(All photos and movies for this entry are posted here)
As I’m sure you have gathered, Anna and I are back in town. But are still somewhat recovering from our trip up to Burning Man, the Bristlecone Forrest, and the Sequoias. This year’s Burning Man was our fourth, and felt a bit strange for me. We weren’t introducing anyone new to the event, and it was a bit of a forced march up here, 14 hours of travel doesn’t do much for your attitude.

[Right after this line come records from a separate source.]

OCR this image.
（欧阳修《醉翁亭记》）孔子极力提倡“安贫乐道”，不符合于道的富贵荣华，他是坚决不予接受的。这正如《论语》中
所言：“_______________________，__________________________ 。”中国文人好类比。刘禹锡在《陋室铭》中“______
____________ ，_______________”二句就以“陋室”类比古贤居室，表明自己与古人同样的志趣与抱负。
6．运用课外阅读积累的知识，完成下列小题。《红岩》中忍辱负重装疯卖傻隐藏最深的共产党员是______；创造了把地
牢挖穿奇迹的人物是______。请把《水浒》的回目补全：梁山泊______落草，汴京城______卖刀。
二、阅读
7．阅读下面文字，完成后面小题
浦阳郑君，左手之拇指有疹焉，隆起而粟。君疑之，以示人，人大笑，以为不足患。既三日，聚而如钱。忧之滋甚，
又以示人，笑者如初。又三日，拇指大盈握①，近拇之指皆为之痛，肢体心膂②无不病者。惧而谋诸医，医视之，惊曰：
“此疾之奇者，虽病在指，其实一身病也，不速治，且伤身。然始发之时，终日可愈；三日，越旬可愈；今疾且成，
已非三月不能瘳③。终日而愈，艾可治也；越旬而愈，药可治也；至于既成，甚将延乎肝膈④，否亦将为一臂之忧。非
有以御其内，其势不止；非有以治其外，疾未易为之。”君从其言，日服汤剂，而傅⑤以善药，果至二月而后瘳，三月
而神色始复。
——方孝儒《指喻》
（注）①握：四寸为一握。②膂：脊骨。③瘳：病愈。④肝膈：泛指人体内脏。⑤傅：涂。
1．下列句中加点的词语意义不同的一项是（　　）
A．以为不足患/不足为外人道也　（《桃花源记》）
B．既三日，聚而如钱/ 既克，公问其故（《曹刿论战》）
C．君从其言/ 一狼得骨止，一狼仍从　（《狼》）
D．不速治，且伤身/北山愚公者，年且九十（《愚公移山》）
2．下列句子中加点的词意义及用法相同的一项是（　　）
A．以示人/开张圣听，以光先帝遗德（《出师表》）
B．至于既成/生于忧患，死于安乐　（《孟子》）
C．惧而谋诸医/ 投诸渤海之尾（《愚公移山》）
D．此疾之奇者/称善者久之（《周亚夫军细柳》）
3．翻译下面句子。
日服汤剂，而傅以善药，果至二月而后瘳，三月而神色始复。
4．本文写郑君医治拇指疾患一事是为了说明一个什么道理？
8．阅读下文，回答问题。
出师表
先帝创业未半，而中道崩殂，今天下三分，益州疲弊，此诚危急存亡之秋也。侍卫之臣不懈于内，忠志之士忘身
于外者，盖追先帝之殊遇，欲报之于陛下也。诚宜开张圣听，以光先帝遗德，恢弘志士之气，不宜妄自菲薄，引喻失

We drove up all of Thursday, stayed in Reno that night, then left the next morning for Burning Man. That only gave use slightly more than 2 days there. Hardly enough time to get into the swing of things, and drifting into tourist territory. Participation is a key aspect of Burning Man, and tourist is a dirty word. People arriving on Friday are right at the bottom of the playa caste system. We were only slightly better than someone who showed up Saturday in a Hummer yelling “Show me your tits!” I kid. Sort of.
We waited in the sun for almost an hour before people showed up at will-call windows to help with tickets. I’m sure it was just poor planning, but in my post-travel grump it felt more like hate for ‘the tourist’. These people were volunteers, and they work hard. But it was a bit frustrating to hear them talking and laughing behind the building while you and thirty other people sit there… waiting.

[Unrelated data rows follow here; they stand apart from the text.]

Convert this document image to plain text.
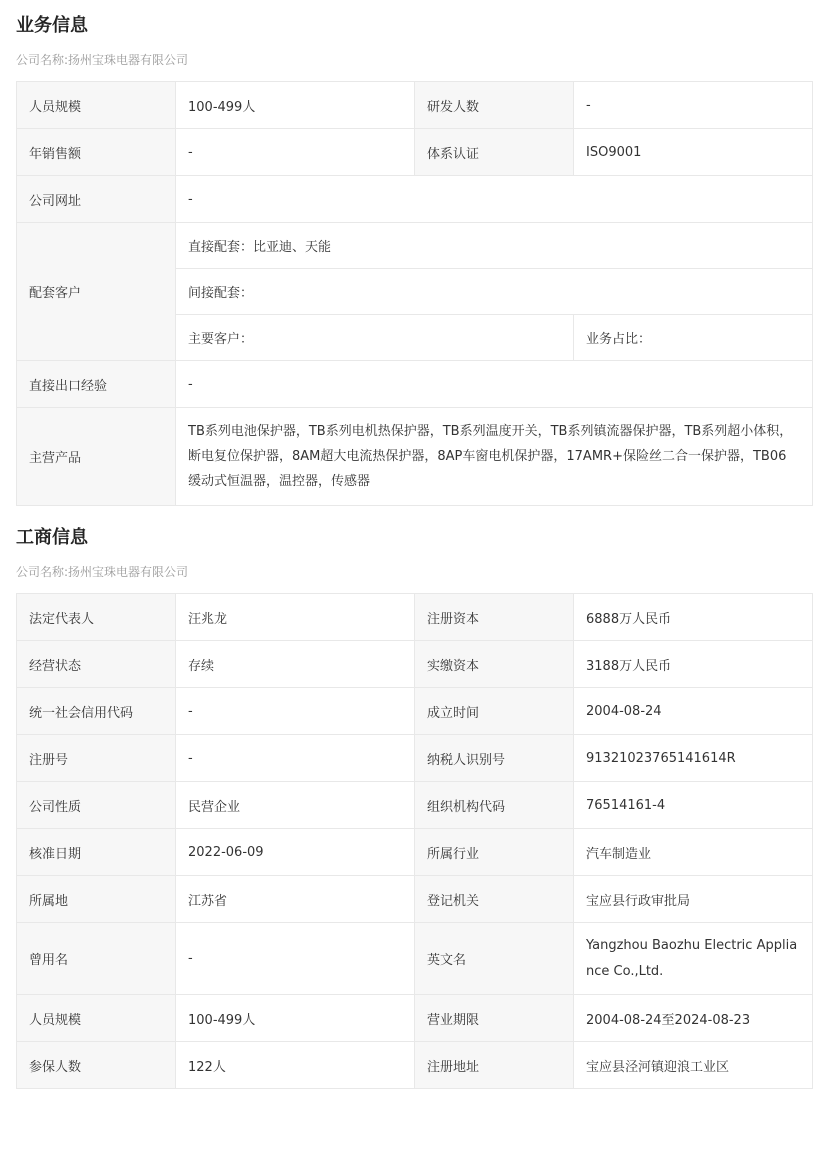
业务信息
公司名称:扬州宝珠电器有限公司
人员规模	100-499人	研发人数	-
年销售额	-	体系认证	ISO9001
公司网址	-		
配套客户	直接配套：比亚迪、天能		
	间接配套：		
	主要客户：		业务占比：
直接出口经验	-		
主营产品	TB系列电池保护器，TB系列电机热保护器，TB系列温度开关，TB系列镇流器保护器，TB系列超小体积，断电复位保护器，8AM超大电流热保护器，8AP车窗电机保护器，17AMR+保险丝二合一保护器，TB06 缓动式恒温器，温控器，传感器		
工商信息
公司名称:扬州宝珠电器有限公司
法定代表人	汪兆龙	注册资本	6888万人民币
经营状态	存续	实缴资本	3188万人民币
统一社会信用代码	-	成立时间	2004-08-24
注册号	-	纳税人识别号	91321023765141614R
公司性质	民营企业	组织机构代码	76514161-4
核准日期	2022-06-09	所属行业	汽车制造业
所属地	江苏省	登记机关	宝应县行政审批局
曾用名	-	英文名	Yangzhou Baozhu Electric Appliance Co.,Ltd.
人员规模	100-499人	营业期限	2004-08-24至2024-08-23
参保人数	122人	注册地址	宝应县泾河镇迎浪工业区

Eventually we rolled into town and looked up Dave and Devin’s camp in the info system. Armed with a location and a description of an ‘Enterprick’ van, we found them without troubles. After quickly setting up camp, it was off to The Deep End to go dancing. There really isn’t many things like dancing in the dust as the sun goes down. It was a long night of great sights and sounds as we found Rave Raffe, played in the man’s funhouse, and watched the phoenix.
The next day we rode into center camp, then continued our tour of the playa. We stumbled on more and more wonderful things. I rode my bike until my ass was sore. There were definitely some highlights. The tea house was wonderful. Very tranquil, inviting, and it even had great chai. The temples were small, but still great. Clockworks, a massive wooden clock, was amazing. And random encounters are what makes Burning Man great.

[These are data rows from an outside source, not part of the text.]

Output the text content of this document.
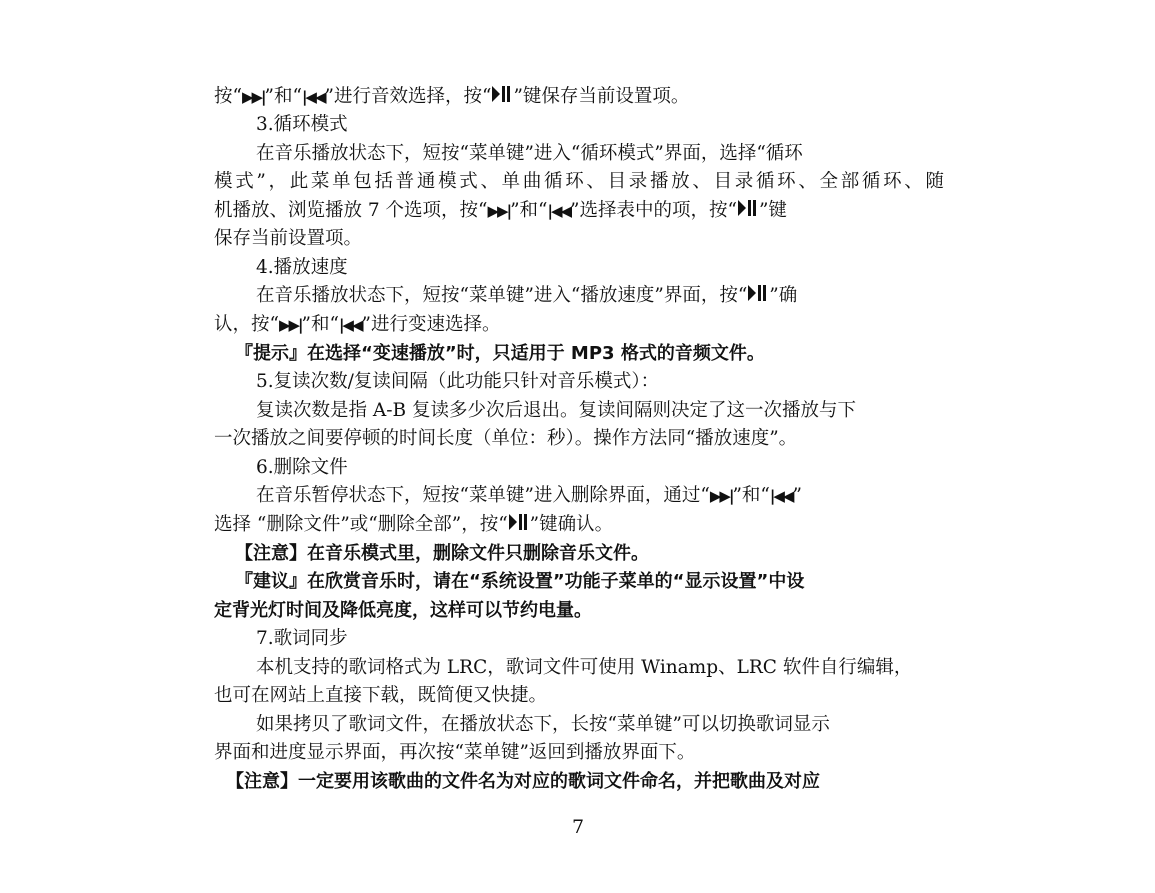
按“▶▶|”和“|◀◀”进行音效选择，按“ ”键保存当前设置项。
3.循环模式
在音乐播放状态下，短按“菜单键”进入“循环模式”界面，选择“循环
模式”，此菜单包括普通模式、单曲循环、目录播放、目录循环、全部循环、随
机播放、浏览播放 7 个选项，按“▶▶|”和“|◀◀”选择表中的项，按“ ”键
保存当前设置项。
4.播放速度
在音乐播放状态下，短按“菜单键”进入“播放速度”界面，按“ ”确
认，按“▶▶|”和“|◀◀”进行变速选择。
『提示』在选择“变速播放”时，只适用于 MP3 格式的音频文件。
5.复读次数/复读间隔（此功能只针对音乐模式）：
复读次数是指 A-B 复读多少次后退出。复读间隔则决定了这一次播放与下
一次播放之间要停顿的时间长度（单位：秒）。操作方法同“播放速度”。
6.删除文件
在音乐暂停状态下，短按“菜单键”进入删除界面，通过“▶▶|”和“|◀◀”
选择 “删除文件”或“删除全部”，按“ ”键确认。
【注意】在音乐模式里，删除文件只删除音乐文件。
『建议』在欣赏音乐时，请在“系统设置”功能子菜单的“显示设置”中设
定背光灯时间及降低亮度，这样可以节约电量。
7.歌词同步
本机支持的歌词格式为 LRC，歌词文件可使用 Winamp、LRC 软件自行编辑，
也可在网站上直接下载，既简便又快捷。
如果拷贝了歌词文件，在播放状态下，长按“菜单键”可以切换歌词显示
界面和进度显示界面，再次按“菜单键”返回到播放界面下。
【注意】一定要用该歌曲的文件名为对应的歌词文件命名，并把歌曲及对应
7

After a meeting some great people, and having a bit of a feast, it was time to head out for the burn. We had a decent seat and settled in to watch the fire spinners. Parts of the crowd sang happy birthday (this year is the 20th), then the man started to burn. Soon there was a massive display of fireworks, and twisters spinning off from the fire’s wind, generated by its massive oxygen consumption. This years man had a robust platform, and burned for a very long time. Eventually the man fell, and the crowd surged forward.
We wandered back into the parking lot of art cars and throngs of people to soak it all in. Soon the flames started from various pieces strewn about the playa, and we reacted like the magpies that we are by seeking them out. After having a good time wandering around, we eventually made it back to camp to refill water several hours later.
I grabbed a tripod that Jimmy had lent me and took off on my own to try it out. After a bit of playing around with shutter times I managed to get some decent night shots and went to bed around 3.
Sunday I awoke to a visitor on the tent and had some lebne and bread for breakfast. Mmmm. After a little bit of visiting we wandered over to center camp and did a brief tour of the playa. Unfortunately the burn barrels and pits were in full use. I had a really hard time with them this year, even with a N100 mask on. Maybe some retard decided to burn some carpet, or a couch. In any case, I was too physically uncomfortable to enjoy myself. We packed up, did some playa cleanup, and left shortly after Devin and Dave.
Exodus was disappointing. People succumbed to impatience and broke out of line, racing down the playa to the exit. Anything over 10mph kicks up dust clouds that cover the rest of the people still at burning man. When we got to the highway it wasn’t much better. This year seemed like the worst yet for garbage. People hadn’t strapped it down well enough and one could see bags on the side of the road. I don’t want to give the wrong impression, I’m not talking about massive piles of garbage bags on the side of the road. But for an event whose participants pride themselves as ‘leave no trace’, we sure did a shitty job on the highway. Despite leaving on some negatives, we had a wonderful time in Reno. Dinner and a movie, and dinner (Italian at Lucianos) was particularly nice.
I had a good time at Burning Man this year, despite my sometimes bad attitude. Most of that could be explained by the hectic schedule and physical discomfort. We saw and did some amazing things, and I had fun this year. But I was also a bit numb. I feel very slightly jaded, and I really don’t want to. This is the only place in the world I will see a cheshire cat car, this much fire, this many different parties, or meet such interesting people. The fact that I have to stop and recognize what an amazing place this is means I need to let go of my expectations, and change my headspace. The best way I know of to do that is to take a year off.
Yes, I know I said that last year. Time will tell, I suppose.